There was a sound of deep breathing from the bunk; it produced a similar conscious excitement in the speaker. He halted, recovered himself, and continued:—
“After my father's disappearance, my mother had a distinct presentiment—it haunted her for years—that something had happened to him at a place called One Man Station. Did you ever know the place?”

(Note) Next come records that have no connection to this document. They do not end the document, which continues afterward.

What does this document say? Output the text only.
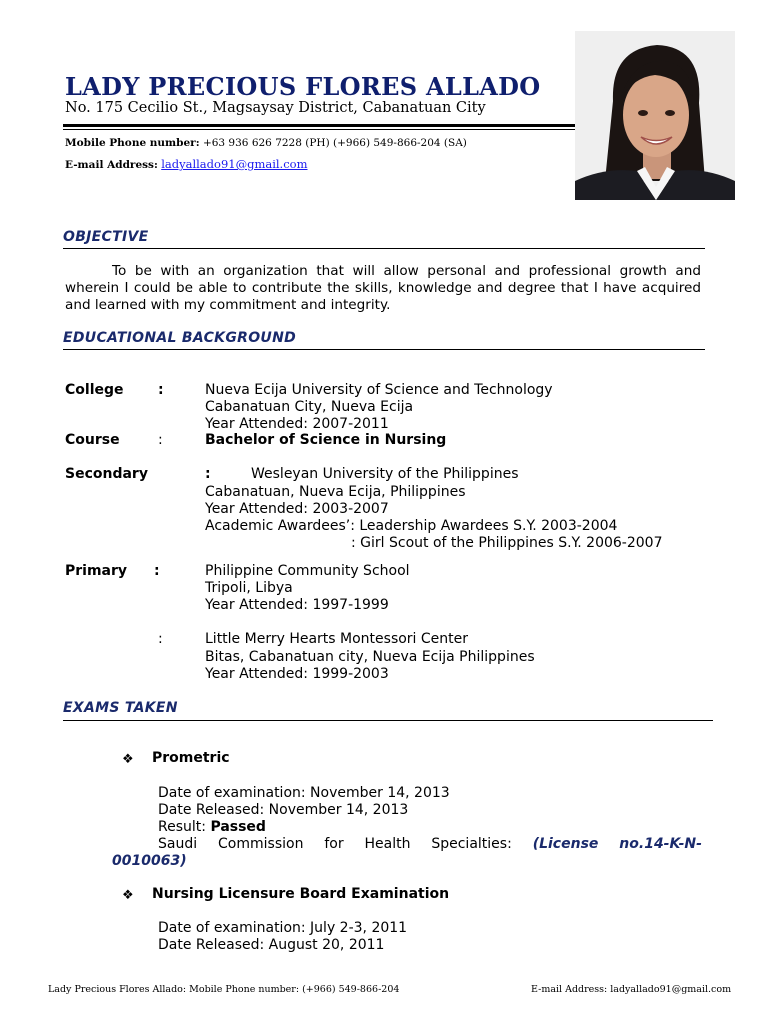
LADY PRECIOUS FLORES ALLADO
No. 175 Cecilio St., Magsaysay District, Cabanatuan City
Mobile Phone number: +63 936 626 7228 (PH) (+966) 549-866-204 (SA)
E-mail Address: ladyallado91@gmail.com
OBJECTIVE

To be with an organization that will allow personal and professional growth and wherein I could be able to contribute the skills, knowledge and degree that I have acquired and learned with my commitment and integrity.

EDUCATIONAL BACKGROUND
College :	Nueva Ecija University of Science and Technology
Cabanatuan City, Nueva Ecija
Year Attended: 2007-2011
Course	:	Bachelor of Science in Nursing
Secondary	:	Wesleyan University of the Philippines
Cabanatuan, Nueva Ecija, Philippines
Year Attended: 2003-2007
Academic Awardees’: Leadership Awardees S.Y. 2003-2004
: Girl Scout of the Philippines S.Y. 2006-2007
Primary :	Philippine Community School
Tripoli, Libya
Year Attended: 1997-1999
:	Little Merry Hearts Montessori Center
Bitas, Cabanatuan city, Nueva Ecija Philippines
Year Attended: 1999-2003
EXAMS TAKEN
❖ Prometric
Date of examination: November 14, 2013
Date Released: November 14, 2013
Result: Passed
Saudi Commission for Health Specialties: (License no.14-K-N-
0010063)
❖ Nursing Licensure Board Examination
Date of examination: July 2-3, 2011
Date Released: August 20, 2011
Lady Precious Flores Allado: Mobile Phone number: (+966) 549-866-204	E-mail Address: ladyallado91@gmail.com
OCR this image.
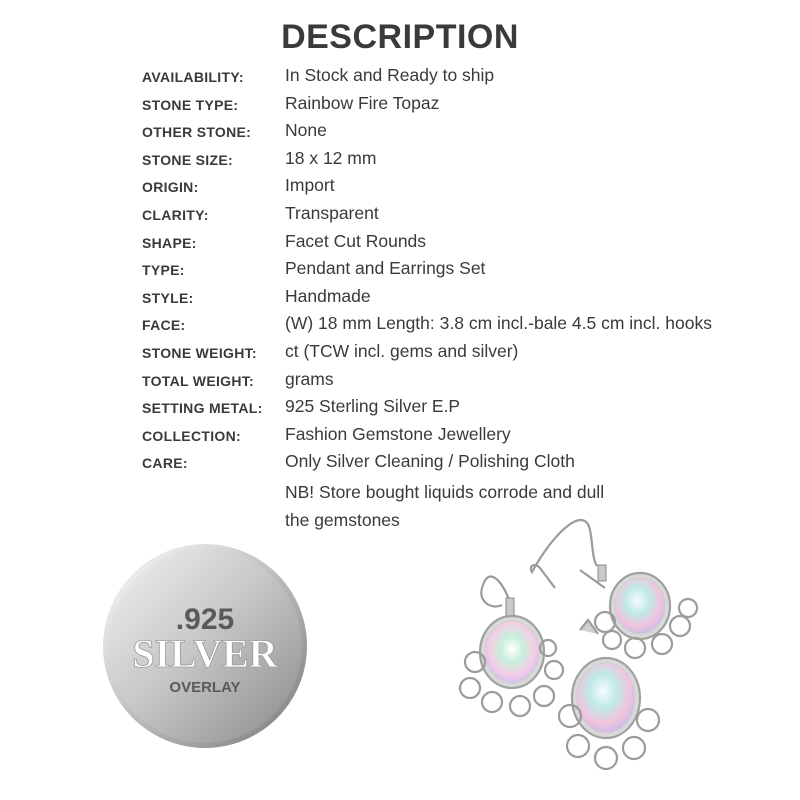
DESCRIPTION
AVAILABILITY: In Stock and Ready to ship
STONE TYPE:	Rainbow Fire Topaz
OTHER STONE: None
STONE SIZE:	18 x 12 mm
ORIGIN:	Import
CLARITY:	Transparent
SHAPE:	Facet Cut Rounds
TYPE:	Pendant and Earrings Set
STYLE:	Handmade
FACE:	(W) 18 mm Length: 3.8 cm incl.-bale 4.5 cm incl. hooks
STONE WEIGHT: ct (TCW incl. gems and silver)
TOTAL WEIGHT: grams
SETTING METAL: 925 Sterling Silver E.P
COLLECTION:	Fashion Gemstone Jewellery
CARE:	Only Silver Cleaning / Polishing Cloth
NB! Store bought liquids corrode and dull
the gemstones
.925
SILVER
OVERLAY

“I might have.” The words came huskily.
“Father had left her at this place, and to her knowledge he never came back. But she had this intimation—and suffered from it—that he did come back and was foully dealt with there—wronged in body or mind. The place had most evil associations for her; it was not strange she should have connected it with the great disaster of her life. As you lay talking to yourself in your fever, you took me back on that lost trail that ended, as we thought, in the grave. But we might have been mistaken. Is there anything it would not be safe for you and me to speak of now? Do you know any tie between men that should be closer than the tie between us? Any safer place where a man could lay off the secret burdens of his life and be himself for a little while—before the end answers all? I know you have a secret. I believe that a share of it belongs to me.”
“We are better off sometimes if we don't get all that belongs to us,” said John gratingly.
“It doesn't seem to be a matter of choice, does it? If you were not meant to tell me—what you have partly told me already—where is there any meaning in our being here at all? Let us have some excuse for this senseless accident. Do you believe much in accidents? How foolish”—Paul sighed—“for you and me to be afraid of each other! Two men who have parted with everything but the privilege of speaking the truth!”
The packer raised himself in his bunk slowly, like one in pain. He looked long at the listless figure crouching by the fire; then he sank back again with a low groan. “What was it you heared me say? Come!”
“I can't give you the exact words. The words were nothing. Haven't you watched the sparks blow up, at night, when the wind goes searching over the ashes of an old camp-fire? It was the fever made you talk, and your words were the sparks that showed where there had been fire once. Perhaps I had no right to track you by your own words when you lay helpless, but I couldn't always leave you. Now I'd like to have my share of that—whatever it was—that hurt you so, at One Man Station.”
“You ought to been a lawyer,” said the packer, releasing his breath. There was less strain in his voice. It broke with feeling. “You put up a mighty strong case for your way of looking at it. I don't say it's best. There, if you will have it! Sonny—my son! It—it's like startin' a snow-slide.”
The sick man broke down and sobbed childishly.